Auch wenn sich eine vegetarische Stufe in der Entwicklungsgeschichte des Menschen nicht nachweisen lässt, macht diese Geschichte „hinter“ der Geschichte doch deutlich: Der Mensch gedeiht, wenn er nach Gottes Willen genießt, gestaltet und zugleich gesetzte Grenzen respektiert. Als Geschöpf muss er sich seine Existenz nicht selbst sichern, denn der Schöpfer versorgt ihn.


Der Mensch ist als Verwalter einerseits vor seiner natürlichen Lebenswelt ausgezeichnet, er ist andererseits durch die Arbeit wie durch die Weitergabe des Lebens mit ihr verbunden, so dass die ganze Schöpfung im Lobpreis Gottes zusammenfindet (Ps 98).


Dass der Sündenfall mit dem unerlaubten Essen der Frucht vom Baum in der Mitte des Gartens in Verbindung gebracht wird (Gen 3), zeigt die Gefährdung, die selbst in elementaren Lebensvorgängen wie dem Essen liegt. Wenn über der Gabe der Geber und Gebieter vergessen wird, kann, was verlockend aussieht, ein nicht mehr beherrschbares Verlangen wecken.


Essen kann Gemeinschaft stiften, es kann aber auch Ausdruck verzehrender Selbstsucht sein. „Jenseits von Eden“ ordnet Gott die Beziehungen des Menschen zu seiner Umwelt neu. Gott gestattet dem Menschen neben den Pflanzen auch Tiere zu essen (Gen 9,3), ohne dass sich daraus ein freies Verfügungsrecht über das Tier ableiten ließe: Die Tötung eines Tieres muss als rituelle Schlachtung vollzogen, das Blut darf nicht verzehrt werden. Gott schließt zudem ausdrücklich die Tiere in den Noah-Bund ein (Gen 9,10) und gibt in der Tora Israel zahlreiche Weisungen für den achtsamen Umgang mit Tieren sowie zur Unterscheidung von reinen und unreinen Tieren.

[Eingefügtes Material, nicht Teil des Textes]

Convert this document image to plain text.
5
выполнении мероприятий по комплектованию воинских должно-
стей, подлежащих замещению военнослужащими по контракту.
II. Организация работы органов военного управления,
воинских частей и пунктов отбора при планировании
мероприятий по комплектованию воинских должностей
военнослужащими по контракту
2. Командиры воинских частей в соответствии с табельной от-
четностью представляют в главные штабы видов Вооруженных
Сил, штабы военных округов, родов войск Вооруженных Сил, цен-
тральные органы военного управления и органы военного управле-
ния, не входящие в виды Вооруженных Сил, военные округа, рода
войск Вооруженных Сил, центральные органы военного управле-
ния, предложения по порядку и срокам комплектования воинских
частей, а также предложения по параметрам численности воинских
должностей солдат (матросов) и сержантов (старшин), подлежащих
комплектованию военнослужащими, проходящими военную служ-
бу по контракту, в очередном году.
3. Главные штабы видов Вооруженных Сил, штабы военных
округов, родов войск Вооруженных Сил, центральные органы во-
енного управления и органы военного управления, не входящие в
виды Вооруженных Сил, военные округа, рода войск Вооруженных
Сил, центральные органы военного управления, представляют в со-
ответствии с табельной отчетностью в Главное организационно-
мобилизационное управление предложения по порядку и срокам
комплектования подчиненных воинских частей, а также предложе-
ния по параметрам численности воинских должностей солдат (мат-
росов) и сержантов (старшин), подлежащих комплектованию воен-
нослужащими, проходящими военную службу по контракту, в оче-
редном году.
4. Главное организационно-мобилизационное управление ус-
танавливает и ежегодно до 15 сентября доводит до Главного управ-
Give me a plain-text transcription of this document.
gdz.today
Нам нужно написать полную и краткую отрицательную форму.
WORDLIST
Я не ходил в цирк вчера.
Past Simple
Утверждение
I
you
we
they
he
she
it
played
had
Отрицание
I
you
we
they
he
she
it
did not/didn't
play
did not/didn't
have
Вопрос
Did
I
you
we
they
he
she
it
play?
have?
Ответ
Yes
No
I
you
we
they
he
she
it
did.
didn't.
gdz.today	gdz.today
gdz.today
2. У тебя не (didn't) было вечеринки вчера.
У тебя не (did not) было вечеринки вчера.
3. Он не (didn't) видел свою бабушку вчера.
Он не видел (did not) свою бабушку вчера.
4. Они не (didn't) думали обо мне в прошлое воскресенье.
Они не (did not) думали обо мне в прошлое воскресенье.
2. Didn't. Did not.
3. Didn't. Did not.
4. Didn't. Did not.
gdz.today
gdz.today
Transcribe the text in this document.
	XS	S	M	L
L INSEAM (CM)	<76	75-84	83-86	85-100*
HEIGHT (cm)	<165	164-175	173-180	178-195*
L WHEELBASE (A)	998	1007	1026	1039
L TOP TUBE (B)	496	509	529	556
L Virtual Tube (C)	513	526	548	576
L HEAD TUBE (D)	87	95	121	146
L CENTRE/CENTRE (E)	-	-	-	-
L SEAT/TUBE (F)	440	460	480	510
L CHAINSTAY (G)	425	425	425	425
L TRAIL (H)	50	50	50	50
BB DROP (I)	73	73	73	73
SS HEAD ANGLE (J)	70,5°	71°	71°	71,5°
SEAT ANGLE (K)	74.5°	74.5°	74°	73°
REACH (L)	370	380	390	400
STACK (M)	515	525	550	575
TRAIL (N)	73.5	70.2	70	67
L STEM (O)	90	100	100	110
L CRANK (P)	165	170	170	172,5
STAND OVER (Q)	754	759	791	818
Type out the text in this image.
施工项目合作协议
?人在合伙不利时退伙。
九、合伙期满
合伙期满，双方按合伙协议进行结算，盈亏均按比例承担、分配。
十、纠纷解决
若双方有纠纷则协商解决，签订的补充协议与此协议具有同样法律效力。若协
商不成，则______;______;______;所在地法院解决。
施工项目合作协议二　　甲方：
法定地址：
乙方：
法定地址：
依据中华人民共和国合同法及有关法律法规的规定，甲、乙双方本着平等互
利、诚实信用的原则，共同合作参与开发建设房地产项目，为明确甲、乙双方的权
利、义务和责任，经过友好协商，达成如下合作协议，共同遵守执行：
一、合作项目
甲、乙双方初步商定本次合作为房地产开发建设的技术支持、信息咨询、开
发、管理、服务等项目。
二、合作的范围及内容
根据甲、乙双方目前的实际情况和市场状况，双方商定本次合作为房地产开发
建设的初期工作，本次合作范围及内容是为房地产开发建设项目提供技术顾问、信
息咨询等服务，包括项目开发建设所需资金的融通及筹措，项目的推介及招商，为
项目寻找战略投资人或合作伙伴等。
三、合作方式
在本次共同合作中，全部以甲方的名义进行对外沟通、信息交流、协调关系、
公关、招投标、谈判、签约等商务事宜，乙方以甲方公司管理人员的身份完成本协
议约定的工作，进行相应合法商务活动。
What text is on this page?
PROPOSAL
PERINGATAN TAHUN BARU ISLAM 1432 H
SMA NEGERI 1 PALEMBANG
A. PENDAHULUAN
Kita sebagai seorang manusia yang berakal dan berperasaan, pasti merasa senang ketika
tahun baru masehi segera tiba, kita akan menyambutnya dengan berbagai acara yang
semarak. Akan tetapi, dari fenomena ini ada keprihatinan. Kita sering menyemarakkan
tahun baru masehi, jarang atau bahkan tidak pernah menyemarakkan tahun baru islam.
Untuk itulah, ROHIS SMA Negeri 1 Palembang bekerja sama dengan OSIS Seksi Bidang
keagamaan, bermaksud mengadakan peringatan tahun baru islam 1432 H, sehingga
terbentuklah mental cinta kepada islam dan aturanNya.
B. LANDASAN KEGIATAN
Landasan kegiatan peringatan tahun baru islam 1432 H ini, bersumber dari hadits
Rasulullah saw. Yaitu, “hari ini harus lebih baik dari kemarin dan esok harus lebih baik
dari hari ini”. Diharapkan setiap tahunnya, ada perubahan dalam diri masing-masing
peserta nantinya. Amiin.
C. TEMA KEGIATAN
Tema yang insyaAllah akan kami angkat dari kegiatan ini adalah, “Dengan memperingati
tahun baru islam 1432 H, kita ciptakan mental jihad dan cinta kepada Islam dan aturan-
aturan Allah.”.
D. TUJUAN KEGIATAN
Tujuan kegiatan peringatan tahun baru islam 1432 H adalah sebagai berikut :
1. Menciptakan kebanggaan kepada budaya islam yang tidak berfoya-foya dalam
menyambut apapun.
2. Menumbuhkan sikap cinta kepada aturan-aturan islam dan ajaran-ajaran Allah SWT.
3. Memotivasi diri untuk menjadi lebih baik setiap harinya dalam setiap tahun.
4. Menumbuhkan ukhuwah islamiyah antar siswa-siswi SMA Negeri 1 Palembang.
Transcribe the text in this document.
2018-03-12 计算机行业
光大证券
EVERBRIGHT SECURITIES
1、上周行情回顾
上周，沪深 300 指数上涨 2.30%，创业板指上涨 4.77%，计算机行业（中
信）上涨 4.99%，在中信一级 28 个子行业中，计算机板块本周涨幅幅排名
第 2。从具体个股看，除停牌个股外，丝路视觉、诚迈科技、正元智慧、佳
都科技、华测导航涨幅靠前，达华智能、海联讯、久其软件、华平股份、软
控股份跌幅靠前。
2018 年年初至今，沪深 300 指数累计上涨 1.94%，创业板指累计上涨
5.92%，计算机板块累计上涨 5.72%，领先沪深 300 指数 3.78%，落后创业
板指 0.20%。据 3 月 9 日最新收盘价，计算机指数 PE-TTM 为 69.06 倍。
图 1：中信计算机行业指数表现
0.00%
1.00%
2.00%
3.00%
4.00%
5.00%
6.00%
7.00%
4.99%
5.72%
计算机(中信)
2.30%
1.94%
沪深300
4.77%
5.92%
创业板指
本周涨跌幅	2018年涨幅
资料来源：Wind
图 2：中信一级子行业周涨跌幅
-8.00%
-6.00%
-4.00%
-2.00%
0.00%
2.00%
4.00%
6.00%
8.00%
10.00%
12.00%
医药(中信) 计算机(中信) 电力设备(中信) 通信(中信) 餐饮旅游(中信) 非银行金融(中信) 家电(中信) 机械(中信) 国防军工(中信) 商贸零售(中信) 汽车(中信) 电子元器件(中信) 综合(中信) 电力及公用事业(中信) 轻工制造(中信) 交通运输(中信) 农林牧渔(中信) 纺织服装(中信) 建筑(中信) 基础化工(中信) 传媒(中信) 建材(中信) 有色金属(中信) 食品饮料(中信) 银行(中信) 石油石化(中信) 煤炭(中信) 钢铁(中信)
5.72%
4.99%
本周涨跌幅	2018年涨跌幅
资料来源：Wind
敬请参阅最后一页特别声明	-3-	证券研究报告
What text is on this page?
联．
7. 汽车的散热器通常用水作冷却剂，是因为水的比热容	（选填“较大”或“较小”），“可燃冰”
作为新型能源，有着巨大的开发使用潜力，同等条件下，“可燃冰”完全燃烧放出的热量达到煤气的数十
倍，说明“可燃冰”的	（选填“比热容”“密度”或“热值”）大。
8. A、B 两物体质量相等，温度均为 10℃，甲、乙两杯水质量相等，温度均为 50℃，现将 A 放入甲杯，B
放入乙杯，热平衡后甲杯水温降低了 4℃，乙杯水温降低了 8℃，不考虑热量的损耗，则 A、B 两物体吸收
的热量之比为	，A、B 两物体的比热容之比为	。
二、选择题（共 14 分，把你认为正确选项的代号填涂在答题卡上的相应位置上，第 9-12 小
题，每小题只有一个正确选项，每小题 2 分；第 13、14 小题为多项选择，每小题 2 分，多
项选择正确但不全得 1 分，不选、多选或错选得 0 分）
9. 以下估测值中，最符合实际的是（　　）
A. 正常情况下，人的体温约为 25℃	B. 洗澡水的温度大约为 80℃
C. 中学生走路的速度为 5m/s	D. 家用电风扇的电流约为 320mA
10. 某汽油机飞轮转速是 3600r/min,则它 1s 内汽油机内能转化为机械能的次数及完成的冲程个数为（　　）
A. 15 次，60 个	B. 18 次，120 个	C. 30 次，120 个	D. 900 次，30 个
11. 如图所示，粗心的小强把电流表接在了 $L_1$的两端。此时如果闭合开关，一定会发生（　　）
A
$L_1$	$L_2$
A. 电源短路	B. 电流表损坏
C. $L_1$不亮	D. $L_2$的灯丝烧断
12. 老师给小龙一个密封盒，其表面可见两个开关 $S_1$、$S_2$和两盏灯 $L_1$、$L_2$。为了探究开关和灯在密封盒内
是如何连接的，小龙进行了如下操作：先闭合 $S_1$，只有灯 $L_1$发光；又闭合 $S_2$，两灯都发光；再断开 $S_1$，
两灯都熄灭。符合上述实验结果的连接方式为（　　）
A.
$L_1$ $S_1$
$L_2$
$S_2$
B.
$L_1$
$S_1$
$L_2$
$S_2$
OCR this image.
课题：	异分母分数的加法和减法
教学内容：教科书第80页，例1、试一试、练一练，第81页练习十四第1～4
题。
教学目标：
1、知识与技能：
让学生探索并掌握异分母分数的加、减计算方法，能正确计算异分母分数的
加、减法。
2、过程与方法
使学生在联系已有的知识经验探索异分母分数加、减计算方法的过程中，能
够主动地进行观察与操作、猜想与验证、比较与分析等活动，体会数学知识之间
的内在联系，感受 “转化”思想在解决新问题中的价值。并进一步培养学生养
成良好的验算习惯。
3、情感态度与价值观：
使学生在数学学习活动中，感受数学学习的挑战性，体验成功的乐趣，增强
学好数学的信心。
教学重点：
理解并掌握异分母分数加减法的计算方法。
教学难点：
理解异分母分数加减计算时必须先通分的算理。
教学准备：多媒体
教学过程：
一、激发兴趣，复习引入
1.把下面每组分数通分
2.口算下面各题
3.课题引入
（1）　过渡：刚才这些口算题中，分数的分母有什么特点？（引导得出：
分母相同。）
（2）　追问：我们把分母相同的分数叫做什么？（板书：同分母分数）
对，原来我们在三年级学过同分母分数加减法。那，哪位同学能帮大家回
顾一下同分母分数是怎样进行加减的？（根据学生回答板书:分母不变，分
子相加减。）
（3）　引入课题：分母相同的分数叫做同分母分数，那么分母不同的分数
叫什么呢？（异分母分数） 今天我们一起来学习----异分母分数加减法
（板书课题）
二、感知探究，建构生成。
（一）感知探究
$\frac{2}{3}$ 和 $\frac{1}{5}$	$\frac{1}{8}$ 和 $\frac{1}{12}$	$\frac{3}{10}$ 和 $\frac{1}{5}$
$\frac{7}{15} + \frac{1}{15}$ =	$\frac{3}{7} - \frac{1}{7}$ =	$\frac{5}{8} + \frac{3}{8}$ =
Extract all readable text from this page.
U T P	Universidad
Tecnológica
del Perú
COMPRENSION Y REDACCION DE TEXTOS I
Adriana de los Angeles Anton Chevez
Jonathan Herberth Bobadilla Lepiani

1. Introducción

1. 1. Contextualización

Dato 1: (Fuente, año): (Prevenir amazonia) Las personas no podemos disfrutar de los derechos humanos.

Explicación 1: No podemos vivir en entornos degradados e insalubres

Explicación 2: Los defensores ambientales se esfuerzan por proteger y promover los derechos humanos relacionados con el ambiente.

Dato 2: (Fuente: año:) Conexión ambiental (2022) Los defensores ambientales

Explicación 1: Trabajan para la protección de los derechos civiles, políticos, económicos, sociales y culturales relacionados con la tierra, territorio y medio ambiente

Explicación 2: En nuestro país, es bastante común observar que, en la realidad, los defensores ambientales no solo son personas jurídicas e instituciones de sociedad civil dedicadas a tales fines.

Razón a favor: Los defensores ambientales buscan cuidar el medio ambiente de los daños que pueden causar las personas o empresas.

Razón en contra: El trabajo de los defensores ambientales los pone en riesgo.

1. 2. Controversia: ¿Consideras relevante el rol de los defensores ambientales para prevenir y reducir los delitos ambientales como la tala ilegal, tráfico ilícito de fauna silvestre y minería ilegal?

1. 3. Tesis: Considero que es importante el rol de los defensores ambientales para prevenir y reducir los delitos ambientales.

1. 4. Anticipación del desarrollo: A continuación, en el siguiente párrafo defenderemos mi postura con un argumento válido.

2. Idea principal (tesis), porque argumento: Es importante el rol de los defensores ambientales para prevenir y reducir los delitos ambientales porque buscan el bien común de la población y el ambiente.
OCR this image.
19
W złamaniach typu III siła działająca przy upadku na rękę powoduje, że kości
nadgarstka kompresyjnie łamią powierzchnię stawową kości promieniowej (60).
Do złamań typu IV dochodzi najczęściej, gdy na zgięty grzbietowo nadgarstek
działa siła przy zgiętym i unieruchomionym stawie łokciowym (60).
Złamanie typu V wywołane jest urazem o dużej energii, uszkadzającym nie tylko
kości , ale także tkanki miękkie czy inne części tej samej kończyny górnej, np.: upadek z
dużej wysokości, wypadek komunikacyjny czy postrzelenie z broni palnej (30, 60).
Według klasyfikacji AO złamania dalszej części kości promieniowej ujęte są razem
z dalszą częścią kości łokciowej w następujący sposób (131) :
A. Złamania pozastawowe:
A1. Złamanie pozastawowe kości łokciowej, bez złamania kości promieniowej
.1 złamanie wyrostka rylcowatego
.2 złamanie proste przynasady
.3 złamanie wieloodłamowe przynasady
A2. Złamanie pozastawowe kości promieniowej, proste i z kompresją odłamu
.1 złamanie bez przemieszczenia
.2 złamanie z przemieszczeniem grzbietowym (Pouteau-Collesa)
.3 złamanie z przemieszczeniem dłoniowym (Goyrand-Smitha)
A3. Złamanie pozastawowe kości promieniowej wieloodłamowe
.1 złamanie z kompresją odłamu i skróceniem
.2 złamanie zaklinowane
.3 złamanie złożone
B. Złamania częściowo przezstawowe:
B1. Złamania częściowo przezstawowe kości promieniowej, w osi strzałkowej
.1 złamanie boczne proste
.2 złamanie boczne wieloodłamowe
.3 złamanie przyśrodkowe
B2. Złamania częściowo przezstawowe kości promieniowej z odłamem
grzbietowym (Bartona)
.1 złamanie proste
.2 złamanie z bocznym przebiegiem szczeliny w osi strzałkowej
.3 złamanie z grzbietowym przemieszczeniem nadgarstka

Die theologischen Implikationen sind deutlich: Die Tötung eines Tieres zu Nahrungszwecken ist, wie Karl Barth es formuliert, „eigentlich nur möglich als ein im Tiefsten ehrerbietiger Akt der Buße, der Danksagung, des Lobpreises“ gegenüber dem Schöpfer (KD III/4, 403). Für Israel gibt es kaum Fleisch ohne das Opfer, das Gott dargebracht wird.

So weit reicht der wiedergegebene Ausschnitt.